Segundo o ministro, "a ação criminosa da desinformação e das fake news foi um capítulo lamentável nesse momento tão importante da vida do estado e do país". "Em absoluto, isso tira a nossa energia e o nosso foco. Eu só lamento".
Pimenta citou uma série de fake news que foram publicadas na internet sobre a tragédia, como a de que o governo estaria promovendo eutanásia em animais para reduzir a superlotação dos abrigos no estado. Segundo ele, a Justiça já determinou que todas essas notícias falsas fossem retiradas do ar.
Como de costume em audiências públicas no Congresso, os parlamentares puderam fazer perguntas ao convidado. O primeiro a questionar Pimenta foi Paulo Bilynskyj. Uma das perguntas levou a uma provocação por parte do ministro ao deputado.
Bilynskyj perguntou se era verdade ou mentira que Pimenta havia, entre 25 e 26 de maio, ido de Porto Alegre para Santa Maria com um helicóptero das Forças Armadas, acompanhado de sua esposa e "outras adolescentes".
"Se a minha esposa me acompanhou no roteiro no estado, sim. Sou ministro de Estado, participo de eventos públicos e muitas vezes a minha esposa me acompanha. Não posso dizer o mesmo do senhor, né? Porque... se o senhor acha que tem alguma coisa estranha nisso...", respondeu o ministro.
" É uma aeronave de trabalho. A minha delegação sou eu que escolho. E com ela mantenho uma relação de respeito, sem violência, sem agressão, para mim, inclusive, é um orgulho ela poder andar comigo", acrescentou, sob aplausos de governistas.
O deputado do PL criticou a fala de Pimenta e disse que ele apresentou uma "moral de esgoto".

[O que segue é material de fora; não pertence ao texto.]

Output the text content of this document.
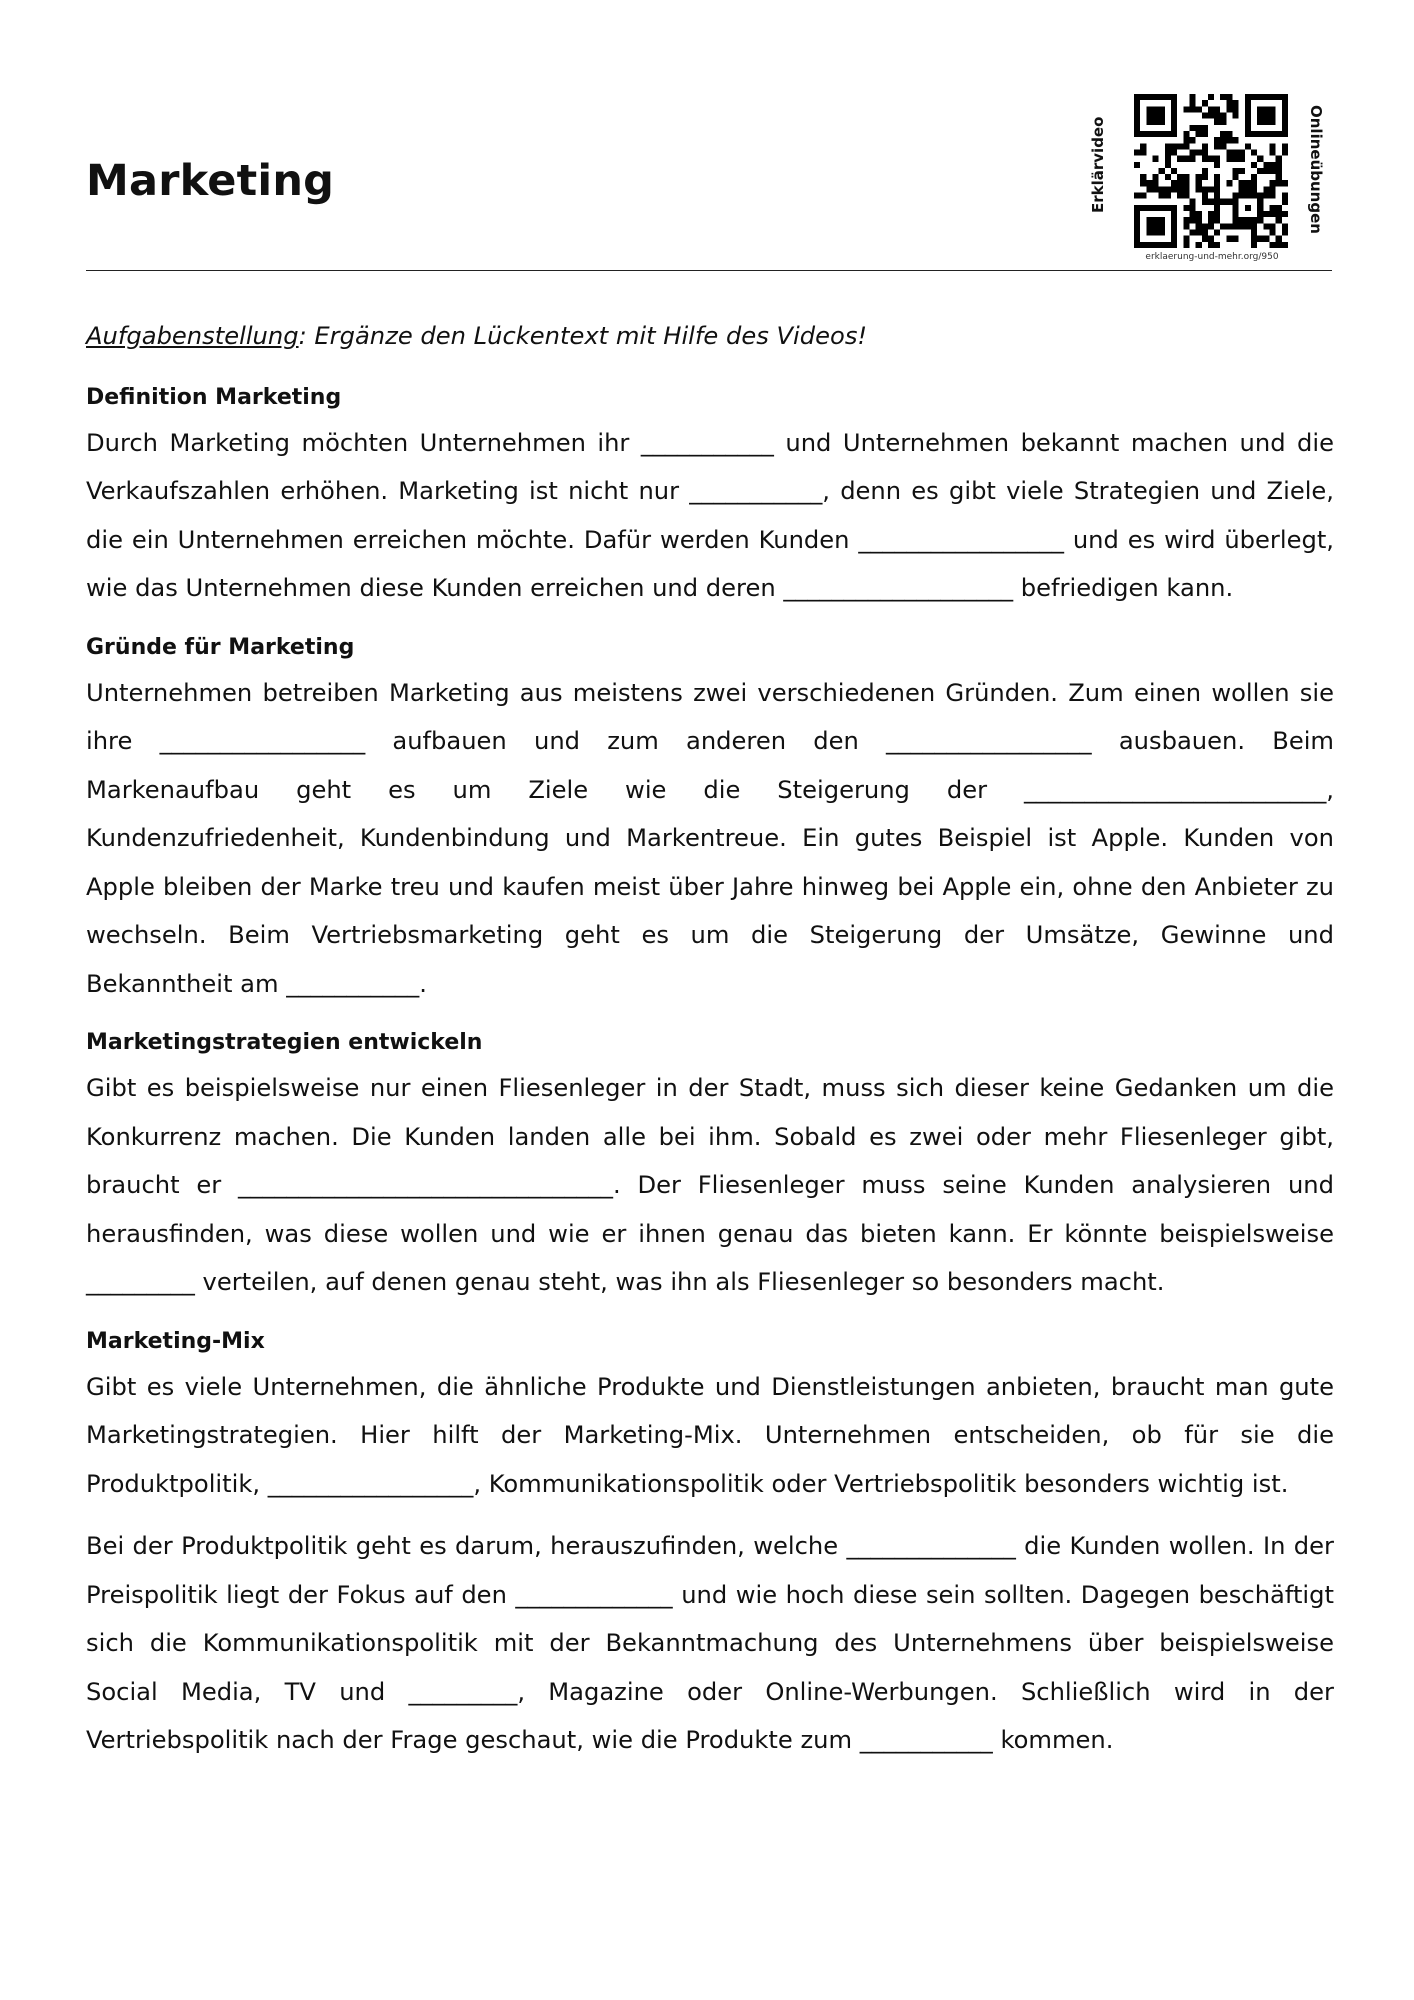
Marketing	Erklärvideo	Onlineübungen
erklaerung-und-mehr.org/950
Aufgabenstellung: Ergänze den Lückentext mit Hilfe des Videos!
Definition Marketing

Durch Marketing möchten Unternehmen ihr ___________ und Unternehmen bekannt machen und die Verkaufszahlen erhöhen. Marketing ist nicht nur ___________, denn es gibt viele Strategien und Ziele, die ein Unternehmen erreichen möchte. Dafür werden Kunden _________________ und es wird überlegt, wie das Unternehmen diese Kunden erreichen und deren ___________________ befriedigen kann.

Gründe für Marketing

Unternehmen betreiben Marketing aus meistens zwei verschiedenen Gründen. Zum einen wollen sie ihre _________________ aufbauen und zum anderen den _________________ ausbauen. Beim Markenaufbau geht es um Ziele wie die Steigerung der _________________________, Kundenzufriedenheit, Kundenbindung und Markentreue. Ein gutes Beispiel ist Apple. Kunden von Apple bleiben der Marke treu und kaufen meist über Jahre hinweg bei Apple ein, ohne den Anbieter zu wechseln. Beim Vertriebsmarketing geht es um die Steigerung der Umsätze, Gewinne und Bekanntheit am ___________.

Marketingstrategien entwickeln

Gibt es beispielsweise nur einen Fliesenleger in der Stadt, muss sich dieser keine Gedanken um die Konkurrenz machen. Die Kunden landen alle bei ihm. Sobald es zwei oder mehr Fliesenleger gibt, braucht er _______________________________. Der Fliesenleger muss seine Kunden analysieren und herausfinden, was diese wollen und wie er ihnen genau das bieten kann. Er könnte beispielsweise _________ verteilen, auf denen genau steht, was ihn als Fliesenleger so besonders macht.

Marketing-Mix

Gibt es viele Unternehmen, die ähnliche Produkte und Dienstleistungen anbieten, braucht man gute Marketingstrategien. Hier hilft der Marketing-Mix. Unternehmen entscheiden, ob für sie die Produktpolitik, _________________, Kommunikationspolitik oder Vertriebspolitik besonders wichtig ist.

Bei der Produktpolitik geht es darum, herauszufinden, welche ______________ die Kunden wollen. In der Preispolitik liegt der Fokus auf den _____________ und wie hoch diese sein sollten. Dagegen beschäftigt sich die Kommunikationspolitik mit der Bekanntmachung des Unternehmens über beispielsweise Social Media, TV und _________, Magazine oder Online-Werbungen. Schließlich wird in der Vertriebspolitik nach der Frage geschaut, wie die Produkte zum ___________ kommen.
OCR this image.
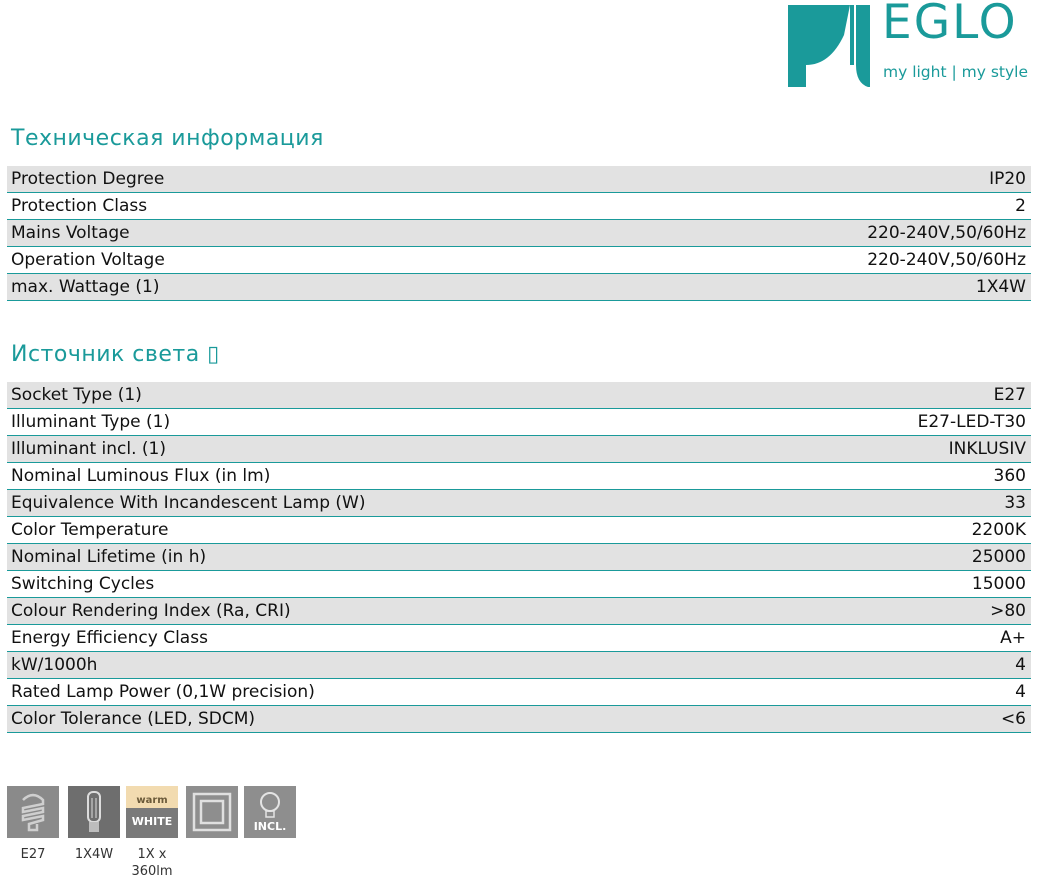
EGLO
my light | my style
Техническая информация
Protection Degree	IP20
Protection Class	2
Mains Voltage	220-240V,50/60Hz
Operation Voltage	220-240V,50/60Hz
max. Wattage (1)	1X4W
Источник света ▯
Socket Type (1)	E27
Illuminant Type (1)	E27-LED-T30
Illuminant incl. (1)	INKLUSIV
Nominal Luminous Flux (in lm)	360
Equivalence With Incandescent Lamp (W)	33
Color Temperature	2200K
Nominal Lifetime (in h)	25000
Switching Cycles	15000
Colour Rendering Index (Ra, CRI)	>80
Energy Efficiency Class	A+
kW/1000h	4
Rated Lamp Power (0,1W precision)	4
Color Tolerance (LED, SDCM)	<6
E27	1X4W
warm
WHITE
1X x
360lm
INCL.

"O ministro na fala dele demonstrou o que é fake news. O ministro insinuou de alguma forma que o meu relacionamento com a minha esposa era um relacionamento violento", disse o parlamentar. "Isso, ministro, é para o senhor aprender o que é fake news, o que que é falso e mentiroso. É esse tipo de moral de esgoto que Vossa Excelência traz aqui para a Câmara".
O microfone foi cortado, mas Bilynskyj continuou falando. Chamou o ministro de "mentiroso" e "criminoso", e recebeu vaias de governistas. "O senhor não merece estar aqui", afirmou.
Jaqueta "ridícula"
Depois, foi a vez de Gilvan da Federal (PL-ES) ofender Pimenta. "Primeiramente, ministro, é ridícula essa jaqueta que você usa, da onde eu venho, para quem trabalha", disse. O titular da Secretaria Extraordinária estava usando uma jaqueta do Grupo de Apoio a Desastres (Gade).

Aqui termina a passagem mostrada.